The Mudcat Café TM
Thread #168981   Message #4084853
Posted By: GUEST,Jim Hauser
24-Dec-20 - 12:09 PM
Thread Name: New article on Stagolee and John Henry
Subject: RE: New article on Stagolee and John Henry
Regarding the question about why John Hurt thought Billy was white, I don't know the answer. All I know for sure is that in a 1963 interview he TOLD Tom Hoskins that Stagolee and Billy were both white.   

And I suggest that based upon black-white relations in 1963, we will never know for sure if Hurt really BELIEVED they were both white. Who knows, maybe his insisting that they were both white served as an indirect--and relatively safe--way of saying that one of the two (Billy) was white.
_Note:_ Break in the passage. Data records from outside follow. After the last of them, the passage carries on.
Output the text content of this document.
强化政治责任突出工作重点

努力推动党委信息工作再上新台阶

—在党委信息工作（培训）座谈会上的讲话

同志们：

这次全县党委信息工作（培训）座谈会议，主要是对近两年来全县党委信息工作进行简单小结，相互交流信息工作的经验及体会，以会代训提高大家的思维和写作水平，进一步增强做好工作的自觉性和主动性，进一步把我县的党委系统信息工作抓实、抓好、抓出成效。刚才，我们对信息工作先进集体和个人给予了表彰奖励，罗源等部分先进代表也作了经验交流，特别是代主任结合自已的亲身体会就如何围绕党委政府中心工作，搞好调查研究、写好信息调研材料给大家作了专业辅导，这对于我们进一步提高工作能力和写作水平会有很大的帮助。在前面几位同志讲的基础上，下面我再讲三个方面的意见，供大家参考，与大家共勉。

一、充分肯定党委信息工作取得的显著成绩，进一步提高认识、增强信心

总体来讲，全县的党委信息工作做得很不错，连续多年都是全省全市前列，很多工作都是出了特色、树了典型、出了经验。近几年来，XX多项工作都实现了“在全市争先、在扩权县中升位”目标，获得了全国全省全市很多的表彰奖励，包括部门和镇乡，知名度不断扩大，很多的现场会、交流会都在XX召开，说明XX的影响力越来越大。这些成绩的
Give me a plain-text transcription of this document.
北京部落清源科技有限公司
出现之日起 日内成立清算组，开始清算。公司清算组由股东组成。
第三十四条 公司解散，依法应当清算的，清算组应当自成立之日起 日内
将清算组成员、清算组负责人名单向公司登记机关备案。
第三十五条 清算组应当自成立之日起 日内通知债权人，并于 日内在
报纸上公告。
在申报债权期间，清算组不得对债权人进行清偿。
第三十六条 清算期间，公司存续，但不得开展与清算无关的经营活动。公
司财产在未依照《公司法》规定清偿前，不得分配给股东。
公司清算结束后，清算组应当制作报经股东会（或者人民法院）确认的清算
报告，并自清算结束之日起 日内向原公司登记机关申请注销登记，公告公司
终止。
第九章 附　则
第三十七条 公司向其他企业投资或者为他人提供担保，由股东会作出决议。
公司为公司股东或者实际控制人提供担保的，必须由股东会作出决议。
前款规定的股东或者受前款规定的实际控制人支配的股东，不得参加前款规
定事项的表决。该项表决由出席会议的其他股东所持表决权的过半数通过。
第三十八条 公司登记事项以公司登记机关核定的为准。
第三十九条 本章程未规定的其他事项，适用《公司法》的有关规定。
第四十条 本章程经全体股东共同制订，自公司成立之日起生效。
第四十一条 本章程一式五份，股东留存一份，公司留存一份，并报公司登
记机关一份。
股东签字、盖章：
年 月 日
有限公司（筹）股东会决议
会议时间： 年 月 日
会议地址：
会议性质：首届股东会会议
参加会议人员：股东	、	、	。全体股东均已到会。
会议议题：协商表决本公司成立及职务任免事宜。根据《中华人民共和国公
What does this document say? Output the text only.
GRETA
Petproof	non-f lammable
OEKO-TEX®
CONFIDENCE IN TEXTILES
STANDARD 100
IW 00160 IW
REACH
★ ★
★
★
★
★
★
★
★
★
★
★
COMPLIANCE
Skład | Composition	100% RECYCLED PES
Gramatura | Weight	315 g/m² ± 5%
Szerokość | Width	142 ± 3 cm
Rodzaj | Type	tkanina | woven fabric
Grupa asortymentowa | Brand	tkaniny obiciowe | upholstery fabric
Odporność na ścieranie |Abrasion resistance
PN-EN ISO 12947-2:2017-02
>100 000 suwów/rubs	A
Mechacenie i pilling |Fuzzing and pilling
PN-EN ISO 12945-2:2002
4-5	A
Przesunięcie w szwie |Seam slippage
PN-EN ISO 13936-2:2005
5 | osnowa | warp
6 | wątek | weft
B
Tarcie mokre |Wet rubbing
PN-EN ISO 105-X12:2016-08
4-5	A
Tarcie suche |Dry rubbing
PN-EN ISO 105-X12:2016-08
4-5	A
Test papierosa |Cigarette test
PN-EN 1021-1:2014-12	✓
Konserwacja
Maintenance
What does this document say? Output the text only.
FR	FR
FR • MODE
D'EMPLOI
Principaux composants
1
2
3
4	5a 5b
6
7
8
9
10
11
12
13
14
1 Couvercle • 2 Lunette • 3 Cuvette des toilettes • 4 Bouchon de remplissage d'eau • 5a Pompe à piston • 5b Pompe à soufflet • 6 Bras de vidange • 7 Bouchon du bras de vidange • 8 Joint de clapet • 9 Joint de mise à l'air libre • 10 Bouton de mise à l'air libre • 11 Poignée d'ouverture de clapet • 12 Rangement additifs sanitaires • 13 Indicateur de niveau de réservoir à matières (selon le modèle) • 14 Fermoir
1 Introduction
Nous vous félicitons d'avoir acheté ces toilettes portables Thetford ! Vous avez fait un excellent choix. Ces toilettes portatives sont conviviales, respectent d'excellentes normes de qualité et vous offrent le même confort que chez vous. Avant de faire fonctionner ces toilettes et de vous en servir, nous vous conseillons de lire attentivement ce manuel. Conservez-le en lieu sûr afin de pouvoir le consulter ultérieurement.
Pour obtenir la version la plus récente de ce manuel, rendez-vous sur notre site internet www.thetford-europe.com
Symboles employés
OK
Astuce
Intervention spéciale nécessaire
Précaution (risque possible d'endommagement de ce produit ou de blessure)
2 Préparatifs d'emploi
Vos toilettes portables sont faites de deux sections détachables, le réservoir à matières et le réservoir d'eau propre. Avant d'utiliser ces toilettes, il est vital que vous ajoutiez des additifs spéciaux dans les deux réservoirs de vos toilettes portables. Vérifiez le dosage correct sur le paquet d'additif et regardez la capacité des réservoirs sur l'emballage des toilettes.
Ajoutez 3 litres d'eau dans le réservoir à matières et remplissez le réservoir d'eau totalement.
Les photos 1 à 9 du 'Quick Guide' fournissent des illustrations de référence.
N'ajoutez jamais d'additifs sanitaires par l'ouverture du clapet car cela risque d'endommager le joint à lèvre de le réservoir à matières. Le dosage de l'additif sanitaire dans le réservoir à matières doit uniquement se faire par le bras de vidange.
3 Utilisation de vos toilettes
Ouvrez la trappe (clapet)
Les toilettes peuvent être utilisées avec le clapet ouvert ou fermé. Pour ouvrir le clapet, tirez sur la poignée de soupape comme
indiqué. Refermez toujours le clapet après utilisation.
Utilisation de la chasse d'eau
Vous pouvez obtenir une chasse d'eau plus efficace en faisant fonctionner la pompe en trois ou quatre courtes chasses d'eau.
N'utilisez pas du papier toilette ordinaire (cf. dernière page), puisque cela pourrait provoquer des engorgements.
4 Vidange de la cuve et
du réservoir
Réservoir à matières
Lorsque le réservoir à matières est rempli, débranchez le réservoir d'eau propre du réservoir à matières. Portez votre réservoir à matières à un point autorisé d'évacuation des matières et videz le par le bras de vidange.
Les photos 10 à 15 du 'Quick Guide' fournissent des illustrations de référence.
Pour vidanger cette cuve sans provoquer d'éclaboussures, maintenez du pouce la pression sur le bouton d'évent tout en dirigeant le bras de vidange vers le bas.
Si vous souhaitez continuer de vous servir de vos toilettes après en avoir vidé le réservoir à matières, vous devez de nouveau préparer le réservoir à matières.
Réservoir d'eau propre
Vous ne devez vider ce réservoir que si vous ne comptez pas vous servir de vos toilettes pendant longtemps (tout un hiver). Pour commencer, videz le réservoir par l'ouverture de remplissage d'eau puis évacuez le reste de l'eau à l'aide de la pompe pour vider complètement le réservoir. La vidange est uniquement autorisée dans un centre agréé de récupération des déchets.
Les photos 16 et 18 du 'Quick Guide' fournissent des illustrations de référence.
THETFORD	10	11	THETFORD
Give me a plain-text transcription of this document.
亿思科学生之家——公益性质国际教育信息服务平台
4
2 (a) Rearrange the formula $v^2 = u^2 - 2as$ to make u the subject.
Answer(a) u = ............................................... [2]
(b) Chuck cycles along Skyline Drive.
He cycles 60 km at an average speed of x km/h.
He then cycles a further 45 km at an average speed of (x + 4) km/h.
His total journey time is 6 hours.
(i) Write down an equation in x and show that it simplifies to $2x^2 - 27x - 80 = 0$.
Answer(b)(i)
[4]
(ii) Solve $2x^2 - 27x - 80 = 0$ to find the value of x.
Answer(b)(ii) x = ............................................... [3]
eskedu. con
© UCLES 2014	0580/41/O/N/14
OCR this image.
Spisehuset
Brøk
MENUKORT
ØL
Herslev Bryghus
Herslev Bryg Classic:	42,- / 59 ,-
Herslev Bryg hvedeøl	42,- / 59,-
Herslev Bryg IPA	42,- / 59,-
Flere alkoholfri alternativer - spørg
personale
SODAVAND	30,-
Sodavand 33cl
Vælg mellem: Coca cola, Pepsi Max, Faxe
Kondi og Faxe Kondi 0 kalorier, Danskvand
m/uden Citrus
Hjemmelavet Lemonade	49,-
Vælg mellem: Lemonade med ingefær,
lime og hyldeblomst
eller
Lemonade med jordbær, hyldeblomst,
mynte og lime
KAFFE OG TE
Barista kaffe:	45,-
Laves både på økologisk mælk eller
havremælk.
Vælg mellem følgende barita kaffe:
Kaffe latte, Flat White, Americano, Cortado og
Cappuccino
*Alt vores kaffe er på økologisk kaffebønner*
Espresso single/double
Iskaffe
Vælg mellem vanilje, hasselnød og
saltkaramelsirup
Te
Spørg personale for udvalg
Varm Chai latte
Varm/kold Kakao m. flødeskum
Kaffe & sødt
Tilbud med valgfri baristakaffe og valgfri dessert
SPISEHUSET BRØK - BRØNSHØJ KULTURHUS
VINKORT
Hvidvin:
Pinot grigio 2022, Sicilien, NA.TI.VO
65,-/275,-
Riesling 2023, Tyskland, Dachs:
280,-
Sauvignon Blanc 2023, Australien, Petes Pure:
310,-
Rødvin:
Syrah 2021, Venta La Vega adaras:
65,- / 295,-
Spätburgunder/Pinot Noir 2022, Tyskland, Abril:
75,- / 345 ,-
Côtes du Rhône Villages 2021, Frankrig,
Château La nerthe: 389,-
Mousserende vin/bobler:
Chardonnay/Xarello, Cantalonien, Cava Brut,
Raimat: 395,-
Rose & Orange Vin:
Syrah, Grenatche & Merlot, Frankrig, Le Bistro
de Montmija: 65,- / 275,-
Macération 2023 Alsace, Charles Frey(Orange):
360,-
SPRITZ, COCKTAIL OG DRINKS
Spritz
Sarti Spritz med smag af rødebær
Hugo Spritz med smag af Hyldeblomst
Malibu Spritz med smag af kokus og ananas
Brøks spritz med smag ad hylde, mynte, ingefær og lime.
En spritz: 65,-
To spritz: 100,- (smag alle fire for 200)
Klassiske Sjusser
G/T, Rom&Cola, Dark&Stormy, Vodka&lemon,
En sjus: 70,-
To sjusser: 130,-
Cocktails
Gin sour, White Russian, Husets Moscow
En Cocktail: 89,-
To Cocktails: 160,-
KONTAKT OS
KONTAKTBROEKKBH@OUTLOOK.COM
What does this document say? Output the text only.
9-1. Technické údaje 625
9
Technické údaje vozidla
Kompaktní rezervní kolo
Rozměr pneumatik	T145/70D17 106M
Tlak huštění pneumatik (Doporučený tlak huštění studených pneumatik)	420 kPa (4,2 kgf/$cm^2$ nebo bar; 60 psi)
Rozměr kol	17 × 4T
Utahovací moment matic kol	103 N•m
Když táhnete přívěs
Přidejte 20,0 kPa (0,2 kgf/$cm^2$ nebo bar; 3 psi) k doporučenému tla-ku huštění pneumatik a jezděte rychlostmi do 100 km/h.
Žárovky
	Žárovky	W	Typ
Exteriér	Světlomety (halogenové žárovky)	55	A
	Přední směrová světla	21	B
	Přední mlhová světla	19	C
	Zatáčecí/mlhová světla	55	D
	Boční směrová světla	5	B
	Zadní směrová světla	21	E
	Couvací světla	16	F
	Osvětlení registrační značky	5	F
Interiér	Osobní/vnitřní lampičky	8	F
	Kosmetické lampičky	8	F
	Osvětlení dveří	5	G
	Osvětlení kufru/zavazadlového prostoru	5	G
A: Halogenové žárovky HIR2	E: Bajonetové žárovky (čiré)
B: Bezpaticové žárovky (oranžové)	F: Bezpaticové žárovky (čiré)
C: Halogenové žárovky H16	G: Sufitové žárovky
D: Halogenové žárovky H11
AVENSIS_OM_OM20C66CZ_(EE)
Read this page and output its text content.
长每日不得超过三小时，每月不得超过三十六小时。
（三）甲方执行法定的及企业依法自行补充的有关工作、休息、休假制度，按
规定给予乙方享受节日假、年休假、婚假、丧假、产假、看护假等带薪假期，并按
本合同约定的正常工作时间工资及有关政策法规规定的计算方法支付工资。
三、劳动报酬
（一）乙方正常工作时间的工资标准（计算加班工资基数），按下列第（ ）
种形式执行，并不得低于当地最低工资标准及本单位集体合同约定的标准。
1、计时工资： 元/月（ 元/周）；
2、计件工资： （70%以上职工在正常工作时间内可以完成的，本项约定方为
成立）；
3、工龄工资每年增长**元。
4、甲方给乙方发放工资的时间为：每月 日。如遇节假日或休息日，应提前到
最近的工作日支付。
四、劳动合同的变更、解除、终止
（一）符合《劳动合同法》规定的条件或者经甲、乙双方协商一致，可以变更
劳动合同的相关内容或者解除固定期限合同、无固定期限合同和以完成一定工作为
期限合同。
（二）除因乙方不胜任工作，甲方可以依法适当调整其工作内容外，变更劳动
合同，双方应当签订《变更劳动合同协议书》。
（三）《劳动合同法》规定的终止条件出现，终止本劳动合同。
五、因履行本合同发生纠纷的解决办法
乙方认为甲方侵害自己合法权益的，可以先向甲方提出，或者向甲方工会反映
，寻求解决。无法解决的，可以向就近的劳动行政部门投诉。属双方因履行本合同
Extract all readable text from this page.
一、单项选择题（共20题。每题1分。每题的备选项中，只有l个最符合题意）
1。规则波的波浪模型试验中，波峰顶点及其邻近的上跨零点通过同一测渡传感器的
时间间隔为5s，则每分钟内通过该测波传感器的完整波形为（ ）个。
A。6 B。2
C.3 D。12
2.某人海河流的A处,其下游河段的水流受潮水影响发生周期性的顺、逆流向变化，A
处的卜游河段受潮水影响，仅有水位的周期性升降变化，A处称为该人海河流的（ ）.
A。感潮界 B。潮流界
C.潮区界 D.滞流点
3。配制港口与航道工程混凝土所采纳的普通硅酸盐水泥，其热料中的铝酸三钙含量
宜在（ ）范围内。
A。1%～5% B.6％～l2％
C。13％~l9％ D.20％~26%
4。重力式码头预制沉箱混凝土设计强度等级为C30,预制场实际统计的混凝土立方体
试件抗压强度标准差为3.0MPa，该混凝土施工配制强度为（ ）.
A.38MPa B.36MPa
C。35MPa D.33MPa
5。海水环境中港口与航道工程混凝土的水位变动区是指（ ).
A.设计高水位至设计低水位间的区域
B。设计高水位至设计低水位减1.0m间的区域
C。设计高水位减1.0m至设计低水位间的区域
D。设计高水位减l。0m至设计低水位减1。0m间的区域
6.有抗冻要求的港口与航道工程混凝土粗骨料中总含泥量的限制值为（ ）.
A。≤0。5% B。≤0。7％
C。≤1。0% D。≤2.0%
Anyways, my point in bringing up Hurt's statement is to show that it is not set in stone that black people thought Stagolee and Billy were both black. His claim that Billy and Stagolee were both white suggests that any combination of black and white could have existed in the minds of the black musicians who performed the ballad and in the minds of black listeners. And I believe that the Stagolee/black and Billy/white combination was the most likely combination. And it's important because then the ballad is about a black man fighting with a white man for possession of an object--the Stetson hat-- which was a symbol of manhood during a time when black people were denied their manhood--and freedom--by the white ruling class.

The symbolism is a key to understanding the ballad. Black people had to communicate in code, double meanings, all that kind of stuff due to the realities of the world in which they lived. And when I say "communicate", I'm including music. James Baldwin once told Nikki Giovanni "we had to smuggle information, and we did it through our music, and we did it in the church."